Menghadapi ancaman yang datang setiap tahun, melakukan renovasi rumah dengan konsep adaptif menjadi investasi jangka panjang yang bijak.
Bukan sekadar memperbaiki kerusakan, renovasi di daerah rawan banjir harus fokus pada upaya meminimalkan dampak air masuk ke dalam hunian.
Berikut adalah beberapa langkah renovasi strategis yang bisa diterapkan untuk mengubah rumah menjadi lebih tangguh menghadapi ancaman banjir:
1. Meninggikan Lantai Rumah (Leveling)
Langkah paling efektif namun membutuhkan biaya cukup besar adalah meninggikan lantai rumah.
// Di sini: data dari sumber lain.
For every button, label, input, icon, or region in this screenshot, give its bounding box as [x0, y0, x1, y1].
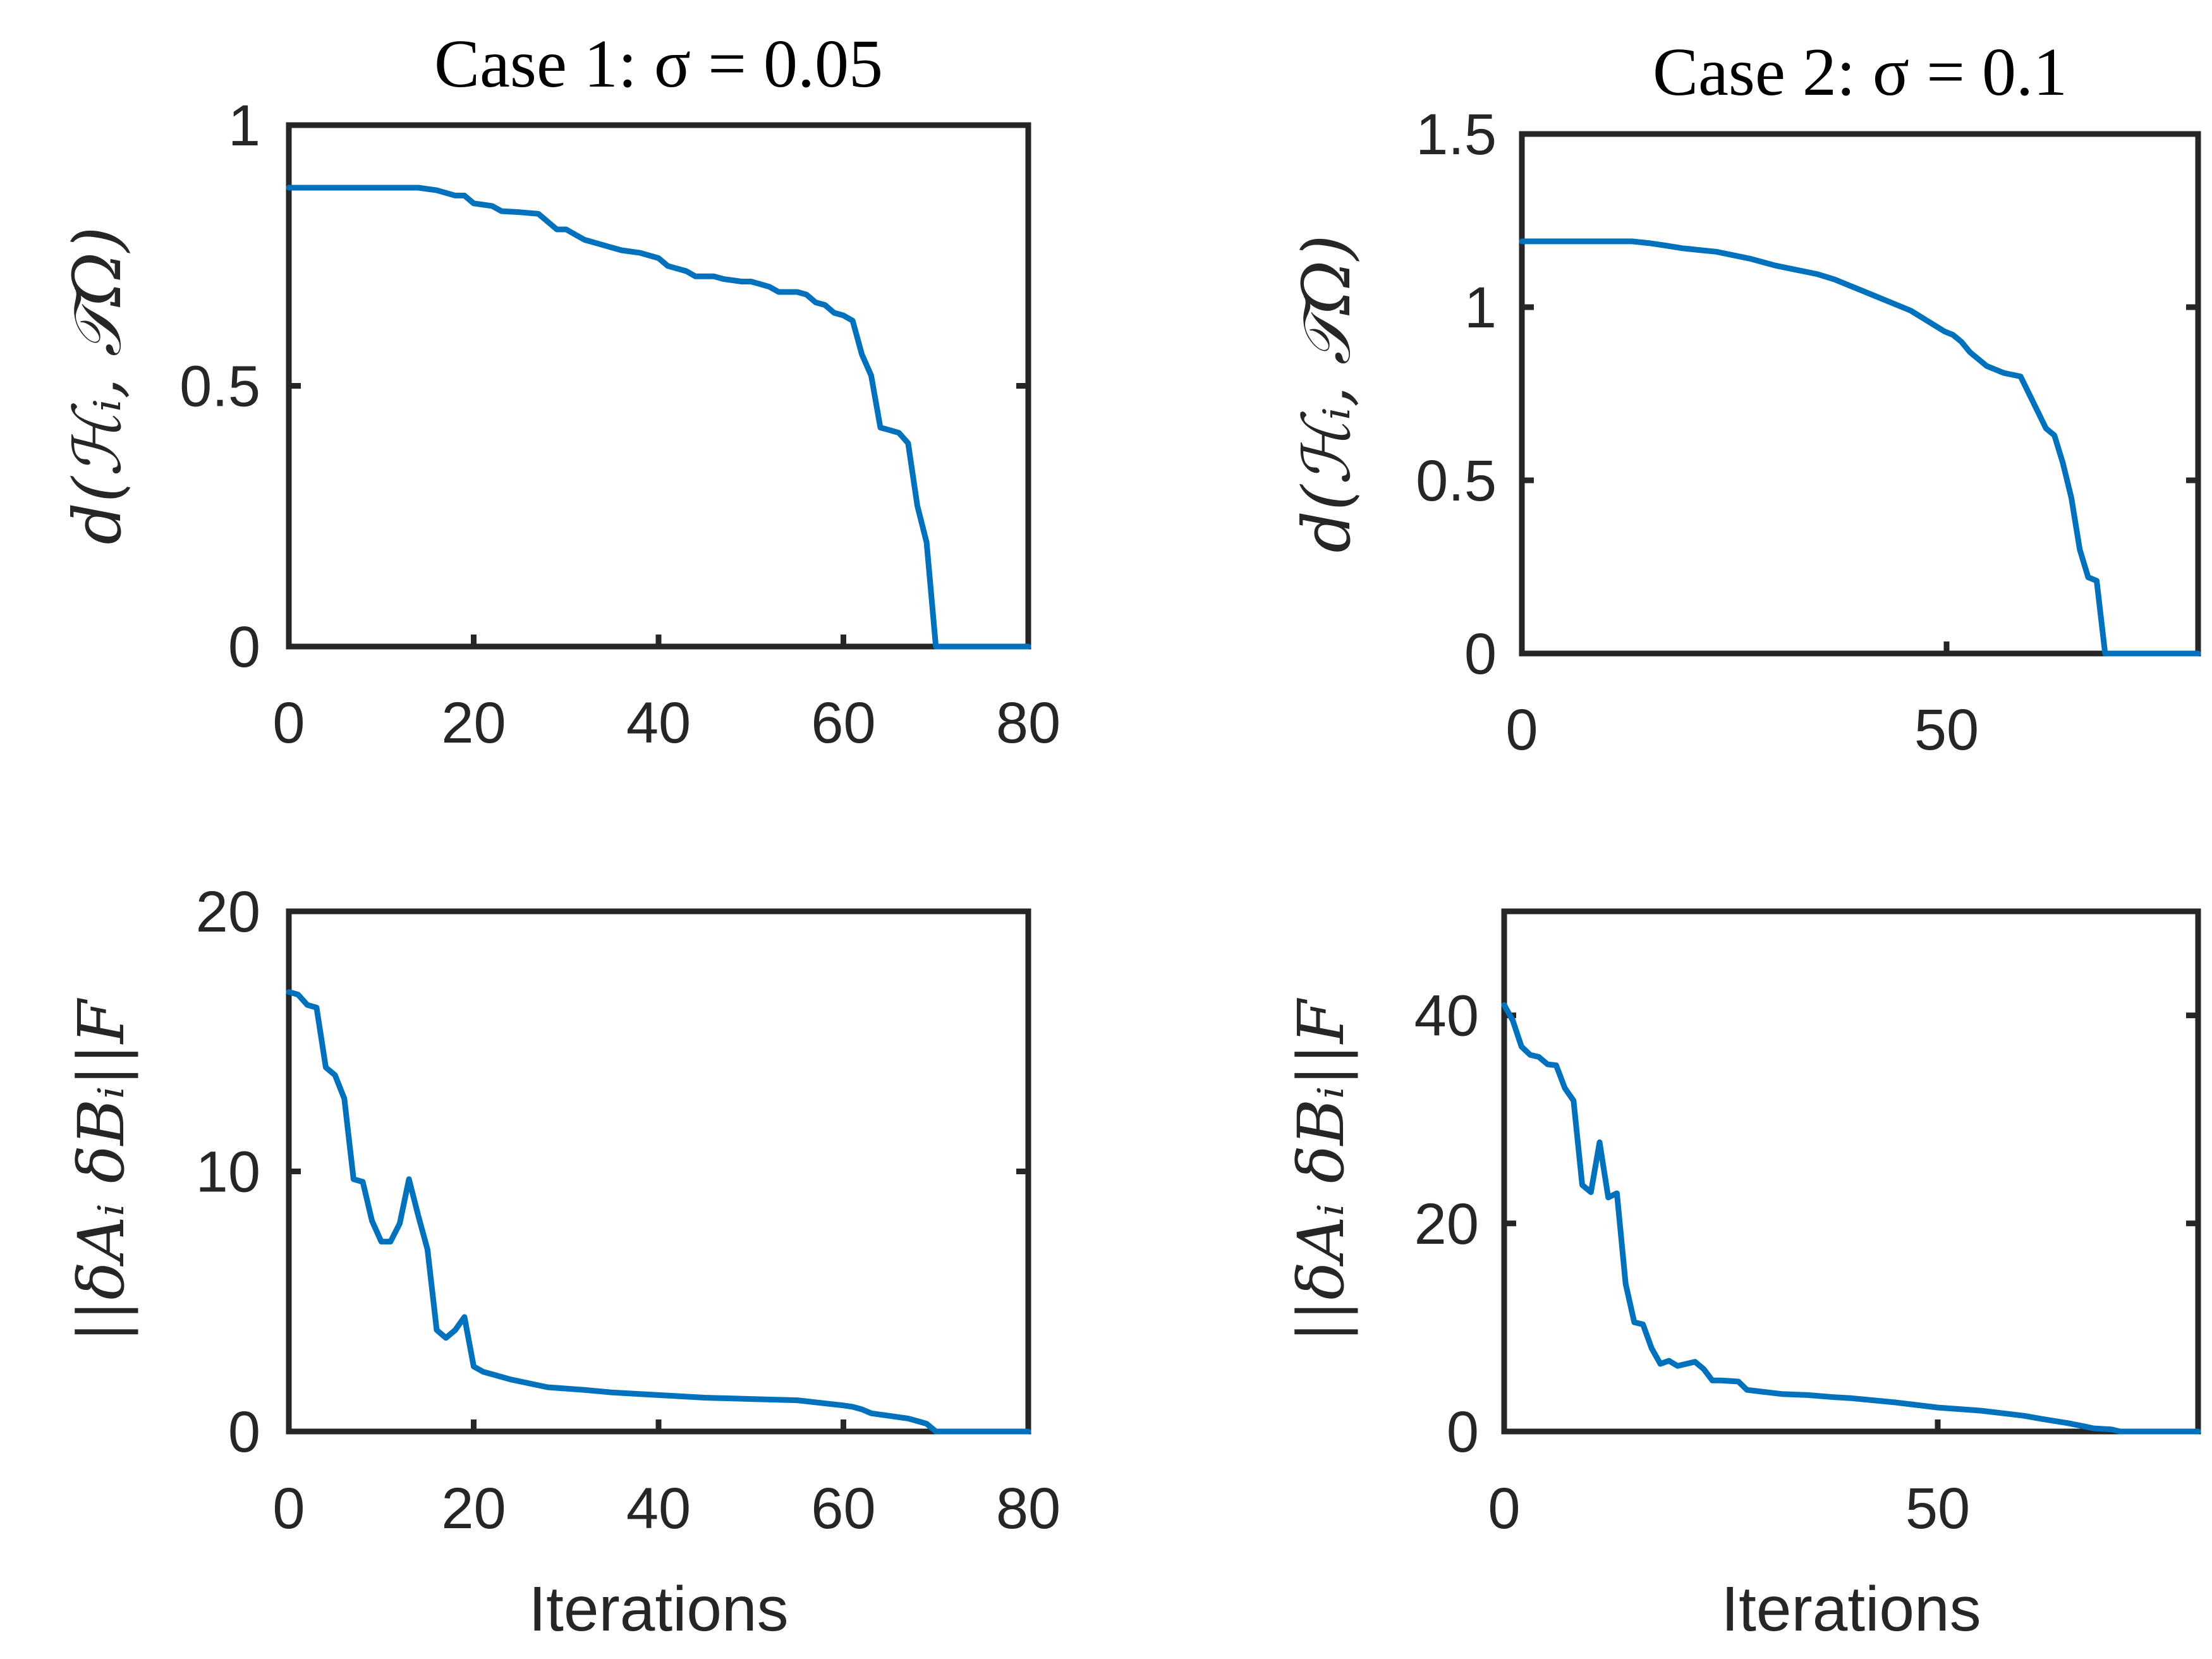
x-tick: 40 [626, 635, 691, 755]
x-tick: 20 [441, 1419, 506, 1541]
y-tick-label: 1 [228, 94, 260, 158]
y-tick-label: 0.5 [1416, 449, 1497, 513]
x-axis-label: Iterations [1721, 1574, 1981, 1644]
y-tick-label: 10 [196, 1140, 260, 1205]
x-tick: 60 [811, 1419, 876, 1541]
x-tick-label: 20 [441, 1476, 506, 1541]
y-ticks: 0 0.5 1 1.5 [1416, 102, 2198, 686]
y-tick-label: 20 [196, 880, 260, 944]
chart-title: Case 1: σ = 0.05 [434, 27, 883, 102]
y-ticks: 0 0.5 1 [179, 94, 1028, 679]
y-tick-label: 0.5 [179, 355, 260, 419]
y-tick: 1 [228, 94, 1028, 158]
x-tick: 80 [996, 1419, 1060, 1541]
x-tick: 20 [441, 635, 506, 755]
y-ticks: 0 10 20 [196, 880, 1028, 1464]
x-tick-label: 60 [811, 1476, 875, 1541]
x-tick: 0 [1505, 641, 1538, 762]
x-tick-label: 80 [996, 1476, 1060, 1541]
x-tick: 0 [1488, 1419, 1521, 1541]
x-tick: 80 [996, 635, 1060, 755]
y-tick-label: 40 [1414, 984, 1479, 1048]
y-tick: 40 [1414, 984, 2198, 1048]
y-ticks: 0 20 40 [1414, 984, 2198, 1464]
x-tick: 0 [272, 1419, 305, 1541]
x-tick: 40 [626, 1419, 691, 1541]
y-axis-label: ||δAᵢ δBᵢ||F [64, 997, 138, 1342]
panel-case2-distance: Case 2: σ = 0.1 d(ℋᵢ, 𝒯Ω) 0 50 0 0.5 1 1… [1288, 35, 2201, 762]
x-tick-label: 50 [1905, 1476, 1970, 1541]
y-tick-label: 20 [1414, 1192, 1479, 1256]
y-tick: 20 [196, 880, 1028, 944]
y-tick: 0.5 [179, 355, 1028, 419]
series-line [1501, 1002, 2201, 1435]
chart-title: Case 2: σ = 0.1 [1653, 35, 2067, 110]
x-ticks: 0 20 40 60 80 [272, 1419, 1060, 1541]
x-tick: 60 [811, 635, 876, 755]
y-tick: 10 [196, 1140, 1028, 1205]
x-tick: 50 [1914, 641, 1979, 762]
axes-frame [286, 122, 1031, 650]
y-tick-label: 0 [1464, 622, 1497, 686]
x-tick-label: 50 [1914, 698, 1979, 762]
y-tick-label: 1 [1464, 276, 1497, 340]
x-tick-label: 0 [1505, 698, 1538, 762]
x-ticks: 0 50 [1488, 1419, 1970, 1541]
x-tick-label: 40 [626, 1476, 691, 1541]
series-line [286, 989, 1031, 1435]
x-tick: 50 [1905, 1419, 1970, 1541]
y-tick: 0.5 [1416, 449, 2198, 513]
series-line [286, 185, 1031, 650]
x-tick-label: 60 [811, 691, 875, 755]
y-axis-label: ||δAᵢ δBᵢ||F [1284, 997, 1358, 1342]
panel-case1-distance: Case 1: σ = 0.05 d(ℋᵢ, 𝒯Ω) 0 20 40 60 80… [59, 27, 1060, 755]
y-tick-label: 0 [228, 1400, 260, 1464]
x-tick-label: 0 [1488, 1476, 1520, 1541]
axes-frame [1501, 908, 2201, 1435]
y-tick: 0 [228, 615, 1028, 679]
y-axis-label: d(ℋᵢ, 𝒯Ω) [59, 226, 136, 544]
x-tick-label: 20 [441, 691, 506, 755]
x-ticks: 0 20 40 60 80 [272, 635, 1060, 755]
axes-frame [1519, 131, 2201, 657]
y-tick: 20 [1414, 1192, 2198, 1256]
x-tick-label: 0 [272, 1476, 305, 1541]
x-tick-label: 0 [272, 691, 305, 755]
x-axis-label: Iterations [528, 1574, 788, 1644]
y-tick: 1.5 [1416, 102, 2198, 167]
x-tick: 0 [272, 635, 305, 755]
panel-case1-norm: ||δAᵢ δBᵢ||F Iterations 0 20 40 60 80 0 … [64, 880, 1060, 1644]
y-tick-label: 0 [228, 615, 260, 679]
y-tick-label: 0 [1447, 1400, 1479, 1464]
x-tick-label: 40 [626, 691, 691, 755]
panel-case2-norm: ||δAᵢ δBᵢ||F Iterations 0 50 0 20 40 [1284, 908, 2201, 1644]
x-ticks: 0 50 [1505, 641, 1979, 762]
series-line [1519, 238, 2201, 657]
y-tick: 1 [1464, 276, 2198, 340]
y-tick-label: 1.5 [1416, 102, 1497, 167]
y-axis-label: d(ℋᵢ, 𝒯Ω) [1288, 234, 1365, 552]
y-tick: 0 [1447, 1400, 2198, 1464]
x-tick-label: 80 [996, 691, 1060, 755]
axes-frame [286, 908, 1031, 1435]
Idealnya, lantai rumah ditinggikan sekitar 50 hingga 100 sentimeter di atas permukaan jalan atau titik tertinggi banjir yang pernah terjadi.
Jika tidak memungkinkan merenovasi seluruh ruangan, Anda bisa memprioritaskan peninggian lantai di area vital atau membangun "area aman" di lantai dua.
2. Mengubah Posisi Stopkontak dan Panel Listrik
Keamanan kelistrikan adalah prioritas utama. Dalam proses renovasi, mintalah teknisi untuk memindahkan posisi stopkontak, sakelar, dan panel listrik (MCB) ke posisi yang lebih tinggi, minimal 1,5 meter dari lantai. Hal ini bertujuan agar aliran listrik tidak perlu diputus total saat banjir setinggi mata kaki masuk ke dalam rumah.